Tal é a confiabilidade de usar este mecanismo para identificar moedas não gastas que é a maneira pela qual no Bitcoin podem ser contadas quantas moedas estão em circulação. O que se faz é somar todas as moedas que estão no UTXO, ou seja, nas transações que não foram gastas.
A seguir, deixamos um exemplo simples para que você entenda o fluxo:
Imagine que Maria queira pagar a Pedro um total de R$ 100 em bitcoins por um trabalho. María espera receber o pagamento de algumas pessoas que devem seus bitcoins e desse dinheiro ela pagará pelo trabalho de Pedro.
Quando Maria receber esses pagamentos, ela terá algumas "Entradas" de dinheiro, e com essas entradas fará uma "Saída" para pagar o Pedro. Pagaram as dividas que tinham com Maria, que eram um pagamento de R$ 75 e outro de R$ 50.
Quando ela paga Pedro, Maria tem que usar as duas entradas, já que nenhuma delas tem o suficiente, e ela colocará Pedro como saída.
Depois disso, Pedro terá uma entrada UTXO (ele recebeu o pagamento).
Para onde vão as moedas restantes?
Como você viu, María tinha um total de R$125 divididos em dois UTXOs, mas ela só precisava enviar R$ 100. Ela teve que usar os dois UTXOs, definindo o endereço de Pedro como Saída, mas sua carteira terá feito outra coisa de forma transparente para María. Sua carteira terá colocado como saída um endereço da Maria, à qual terá atribuído os restantes R$ 25. É o que se conhece como direção de troco.
A propósito, existem algumas transações que são convertidas em um UTXO, mas não são geradas por um UTXO anterior, você verá em que consistem mais tarde.
Com o que está descrito acima, você pode entender como esse modelo de "Entradas" y "Saídas", pode nos ajudar a estabelecer relações de posse e concessão de dinheiro.

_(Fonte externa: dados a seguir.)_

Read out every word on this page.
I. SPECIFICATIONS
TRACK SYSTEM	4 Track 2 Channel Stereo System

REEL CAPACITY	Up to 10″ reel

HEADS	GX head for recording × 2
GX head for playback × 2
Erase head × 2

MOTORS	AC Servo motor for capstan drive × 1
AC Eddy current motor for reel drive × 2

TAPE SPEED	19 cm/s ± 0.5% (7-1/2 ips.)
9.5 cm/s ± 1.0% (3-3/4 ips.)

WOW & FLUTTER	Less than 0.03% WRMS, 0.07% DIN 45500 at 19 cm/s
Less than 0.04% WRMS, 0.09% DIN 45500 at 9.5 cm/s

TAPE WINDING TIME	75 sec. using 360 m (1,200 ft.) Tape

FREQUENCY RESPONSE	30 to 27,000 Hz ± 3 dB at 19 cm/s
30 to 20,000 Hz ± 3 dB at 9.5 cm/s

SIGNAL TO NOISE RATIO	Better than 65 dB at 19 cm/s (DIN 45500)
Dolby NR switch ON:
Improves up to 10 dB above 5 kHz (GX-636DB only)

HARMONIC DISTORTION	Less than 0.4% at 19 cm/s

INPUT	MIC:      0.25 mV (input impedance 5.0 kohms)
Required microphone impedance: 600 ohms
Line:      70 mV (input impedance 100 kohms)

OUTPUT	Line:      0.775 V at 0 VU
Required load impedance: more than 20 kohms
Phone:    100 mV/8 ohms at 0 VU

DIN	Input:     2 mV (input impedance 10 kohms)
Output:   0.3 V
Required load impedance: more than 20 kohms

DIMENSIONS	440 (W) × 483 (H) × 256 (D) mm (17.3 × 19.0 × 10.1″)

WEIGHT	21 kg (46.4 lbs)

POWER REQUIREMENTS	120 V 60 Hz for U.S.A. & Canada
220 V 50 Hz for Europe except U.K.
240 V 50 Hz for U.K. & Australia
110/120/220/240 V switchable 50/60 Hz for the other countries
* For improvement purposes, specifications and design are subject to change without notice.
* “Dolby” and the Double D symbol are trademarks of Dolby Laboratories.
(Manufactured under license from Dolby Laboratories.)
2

Uma relação que em blockchain é marcada pelo uso de criptografia e que nos dá segurança absoluta de que o dinheiro chegou ao seu destino e que está efetivamente sob o controle do destinatário.
UTXO e sua importância no Bitcoin
No Bitcoin todas as transações têm essa estrutura de entradas e saídas.

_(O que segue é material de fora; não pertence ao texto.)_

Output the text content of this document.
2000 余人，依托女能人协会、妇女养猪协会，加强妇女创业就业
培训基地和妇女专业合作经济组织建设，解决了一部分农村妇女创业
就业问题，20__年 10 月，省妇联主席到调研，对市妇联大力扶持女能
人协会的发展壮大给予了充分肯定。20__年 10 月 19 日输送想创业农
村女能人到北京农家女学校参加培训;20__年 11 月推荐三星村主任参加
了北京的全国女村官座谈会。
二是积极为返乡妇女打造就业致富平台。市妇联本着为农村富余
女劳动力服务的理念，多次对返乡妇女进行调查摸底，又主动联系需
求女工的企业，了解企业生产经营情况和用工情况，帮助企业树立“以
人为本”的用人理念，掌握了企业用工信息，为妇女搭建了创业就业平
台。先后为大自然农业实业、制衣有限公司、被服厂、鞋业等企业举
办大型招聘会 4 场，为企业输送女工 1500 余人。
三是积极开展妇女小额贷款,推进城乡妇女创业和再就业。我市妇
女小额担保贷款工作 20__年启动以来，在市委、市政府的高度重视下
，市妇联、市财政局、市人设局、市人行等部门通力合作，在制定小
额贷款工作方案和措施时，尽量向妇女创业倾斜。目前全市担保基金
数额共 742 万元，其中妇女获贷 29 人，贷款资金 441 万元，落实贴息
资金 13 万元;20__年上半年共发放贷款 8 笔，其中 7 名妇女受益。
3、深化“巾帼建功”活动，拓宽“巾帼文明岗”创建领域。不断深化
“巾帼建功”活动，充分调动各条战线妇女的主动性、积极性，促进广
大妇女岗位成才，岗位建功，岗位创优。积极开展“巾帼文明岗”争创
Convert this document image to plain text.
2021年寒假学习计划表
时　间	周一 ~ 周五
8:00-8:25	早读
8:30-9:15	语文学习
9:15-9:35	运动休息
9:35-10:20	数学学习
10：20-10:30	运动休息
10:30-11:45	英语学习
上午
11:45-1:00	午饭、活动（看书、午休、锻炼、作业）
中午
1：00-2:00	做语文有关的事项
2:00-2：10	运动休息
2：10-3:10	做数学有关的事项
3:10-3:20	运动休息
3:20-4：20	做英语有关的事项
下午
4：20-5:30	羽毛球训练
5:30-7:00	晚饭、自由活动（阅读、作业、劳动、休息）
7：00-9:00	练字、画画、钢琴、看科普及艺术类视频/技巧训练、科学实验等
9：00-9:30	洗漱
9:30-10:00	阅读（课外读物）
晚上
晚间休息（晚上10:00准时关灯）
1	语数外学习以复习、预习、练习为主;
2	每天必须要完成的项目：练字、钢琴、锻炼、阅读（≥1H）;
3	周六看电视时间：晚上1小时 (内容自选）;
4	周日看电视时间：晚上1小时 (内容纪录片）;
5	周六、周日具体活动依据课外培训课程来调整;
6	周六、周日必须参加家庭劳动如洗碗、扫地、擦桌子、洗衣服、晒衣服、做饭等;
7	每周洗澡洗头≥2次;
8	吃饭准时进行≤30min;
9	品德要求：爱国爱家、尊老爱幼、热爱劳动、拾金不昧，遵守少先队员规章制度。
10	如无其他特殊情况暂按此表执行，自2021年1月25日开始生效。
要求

- Nas "Inputs" de uma transação Bitcoin, podemos ver as origens do saldo que estamos gerenciando com nossa carteira ou wallet.
- Enquanto nas "Saídas", podemos ver para onde enviamos nosso dinheiro.

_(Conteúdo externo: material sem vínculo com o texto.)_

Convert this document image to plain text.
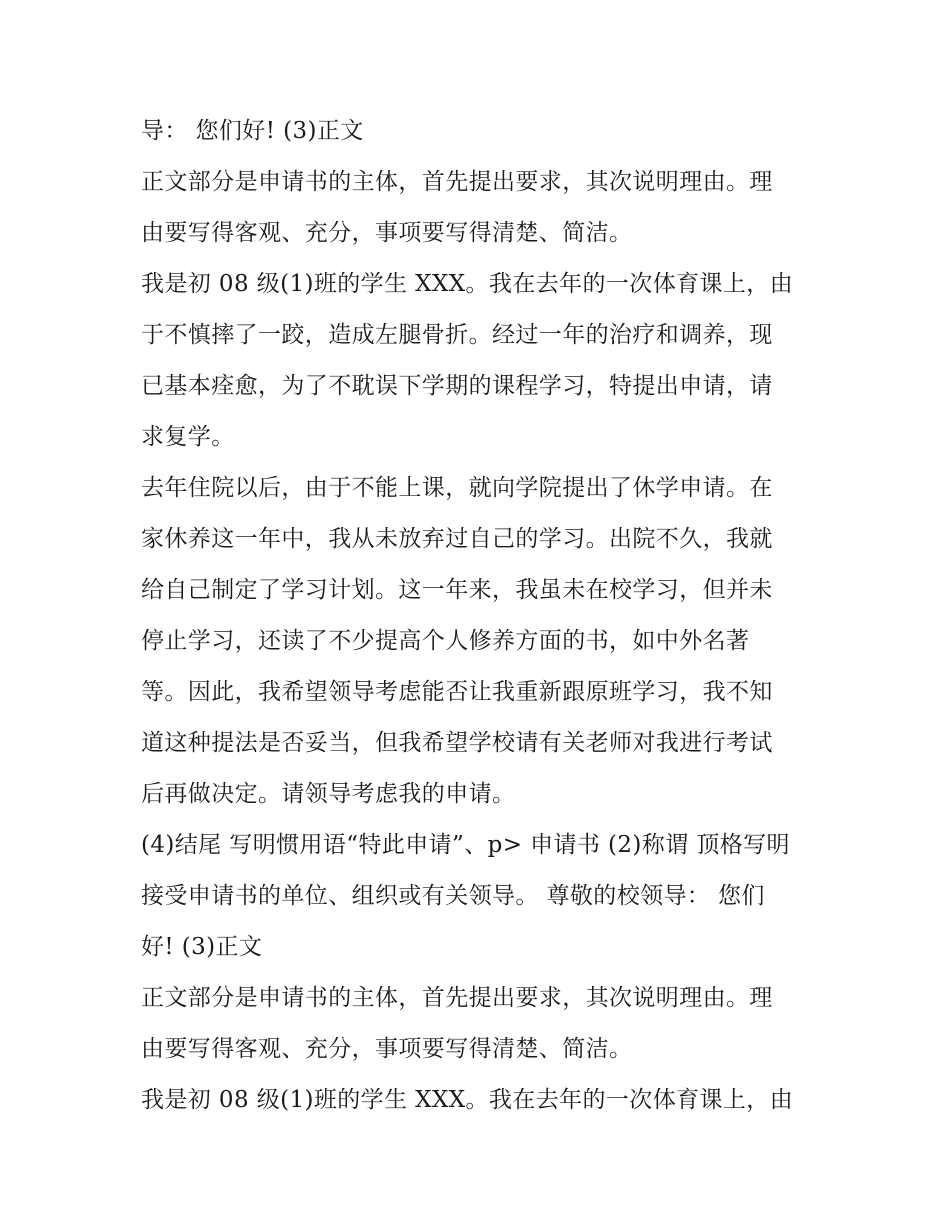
导： 您们好! (3)正文
正文部分是申请书的主体，首先提出要求，其次说明理由。理
由要写得客观、充分，事项要写得清楚、简洁。
我是初 08 级(1)班的学生 XXX。我在去年的一次体育课上，由
于不慎摔了一跤，造成左腿骨折。经过一年的治疗和调养，现
已基本痊愈，为了不耽误下学期的课程学习，特提出申请，请
求复学。
去年住院以后，由于不能上课，就向学院提出了休学申请。在
家休养这一年中，我从未放弃过自己的学习。出院不久，我就
给自己制定了学习计划。这一年来，我虽未在校学习，但并未
停止学习，还读了不少提高个人修养方面的书，如中外名著
等。因此，我希望领导考虑能否让我重新跟原班学习，我不知
道这种提法是否妥当，但我希望学校请有关老师对我进行考试
后再做决定。请领导考虑我的申请。
(4)结尾 写明惯用语“特此申请”、p> 申请书 (2)称谓 顶格写明
接受申请书的单位、组织或有关领导。 尊敬的校领导： 您们
好! (3)正文
正文部分是申请书的主体，首先提出要求，其次说明理由。理
由要写得客观、充分，事项要写得清楚、简洁。
我是初 08 级(1)班的学生 XXX。我在去年的一次体育课上，由
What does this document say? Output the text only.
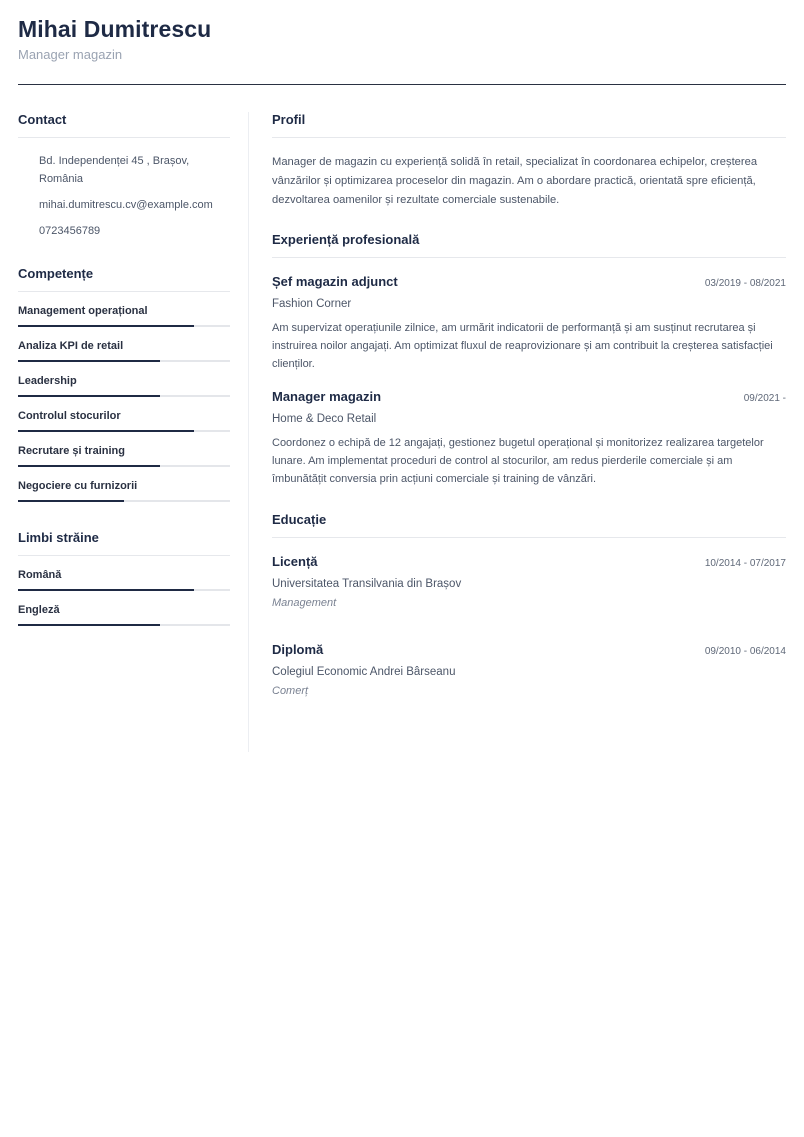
Mihai Dumitrescu
Manager magazin
Contact
Bd. Independenței 45 , Brașov, România
mihai.dumitrescu.cv@example.com
0723456789
Competențe
Management operațional
Analiza KPI de retail
Leadership
Controlul stocurilor
Recrutare și training
Negociere cu furnizorii
Limbi străine
Română
Engleză
Profil
Manager de magazin cu experiență solidă în retail, specializat în coordonarea echipelor, creșterea vânzărilor și optimizarea proceselor din magazin. Am o abordare practică, orientată spre eficiență, dezvoltarea oamenilor și rezultate comerciale sustenabile.
Experiență profesională
Șef magazin adjunct	03/2019 - 08/2021
Fashion Corner
Am supervizat operațiunile zilnice, am urmărit indicatorii de performanță și am susținut recrutarea și instruirea noilor angajați. Am optimizat fluxul de reaprovizionare și am contribuit la creșterea satisfacției clienților.
Manager magazin	09/2021 -
Home & Deco Retail
Coordonez o echipă de 12 angajați, gestionez bugetul operațional și monitorizez realizarea targetelor lunare. Am implementat proceduri de control al stocurilor, am redus pierderile comerciale și am îmbunătățit conversia prin acțiuni comerciale și training de vânzări.
Educație
Licență	10/2014 - 07/2017
Universitatea Transilvania din Brașov
Management
Diplomă	09/2010 - 06/2014
Colegiul Economic Andrei Bârseanu
Comerț
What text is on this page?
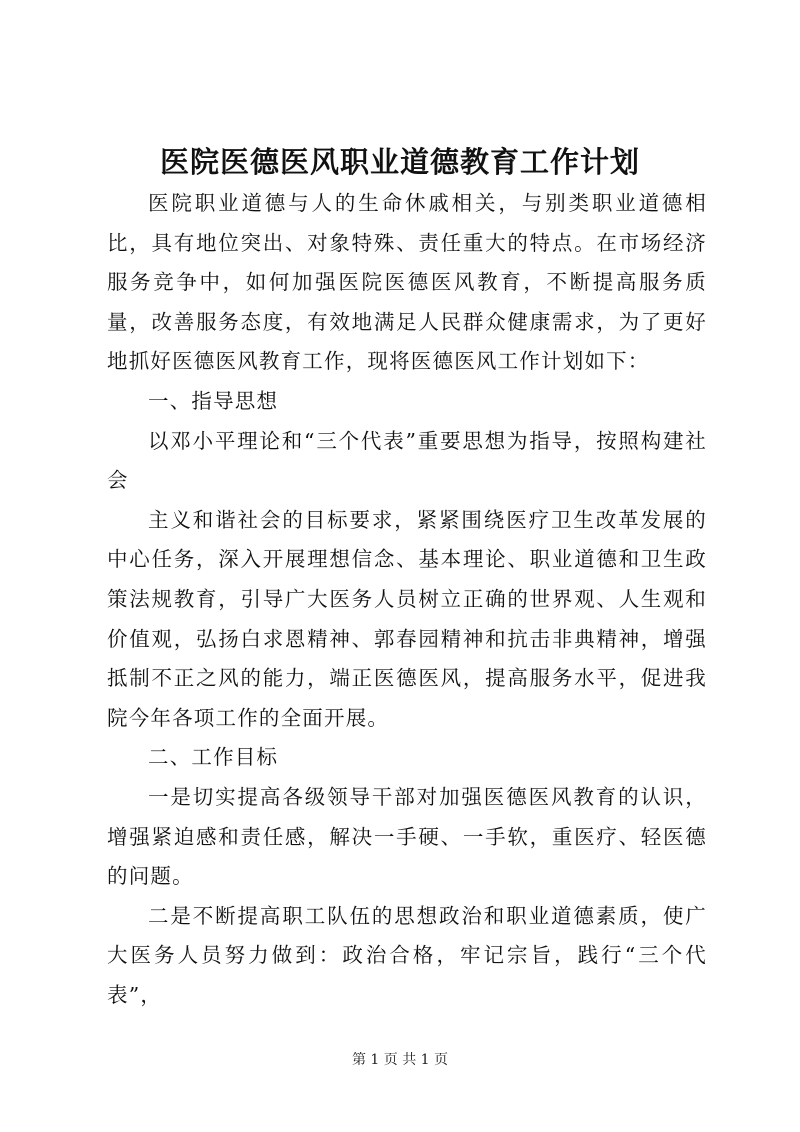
医院医德医风职业道德教育工作计划

医院职业道德与人的生命休戚相关，与别类职业道德相比，具有地位突出、对象特殊、责任重大的特点。在市场经济服务竞争中，如何加强医院医德医风教育，不断提高服务质量，改善服务态度，有效地满足人民群众健康需求，为了更好地抓好医德医风教育工作，现将医德医风工作计划如下：

一、指导思想

以邓小平理论和“三个代表”重要思想为指导，按照构建社会

主义和谐社会的目标要求，紧紧围绕医疗卫生改革发展的中心任务，深入开展理想信念、基本理论、职业道德和卫生政策法规教育，引导广大医务人员树立正确的世界观、人生观和价值观，弘扬白求恩精神、郭春园精神和抗击非典精神，增强抵制不正之风的能力，端正医德医风，提高服务水平，促进我院今年各项工作的全面开展。

二、工作目标

一是切实提高各级领导干部对加强医德医风教育的认识，增强紧迫感和责任感，解决一手硬、一手软，重医疗、轻医德的问题。

二是不断提高职工队伍的思想政治和职业道德素质，使广大医务人员努力做到：政治合格，牢记宗旨，践行“三个代表”，

第 1 页 共 1 页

- Além disso, podemos ver o dinheiro restante devolvido. Tudo isso é visível e rastreável por qualquer pessoa, já que a blockchain do Bitcoin é pública e transparente.
Se você olhar bem, esse modelo permite que você tenha controle total sobre como o dinheiro é usado e em que condições ele pode ser gasto. Em primeiro lugar, Para usar um saldo Bitcoin, ele deve ser considerado como um UTXO em sua carteira.. Ou seja, alguém deve efetuar um pagamento (uma saída ou UTXO) para que esse pagamento se torne sua entrada e assim você tenha saldo disponível para gastar.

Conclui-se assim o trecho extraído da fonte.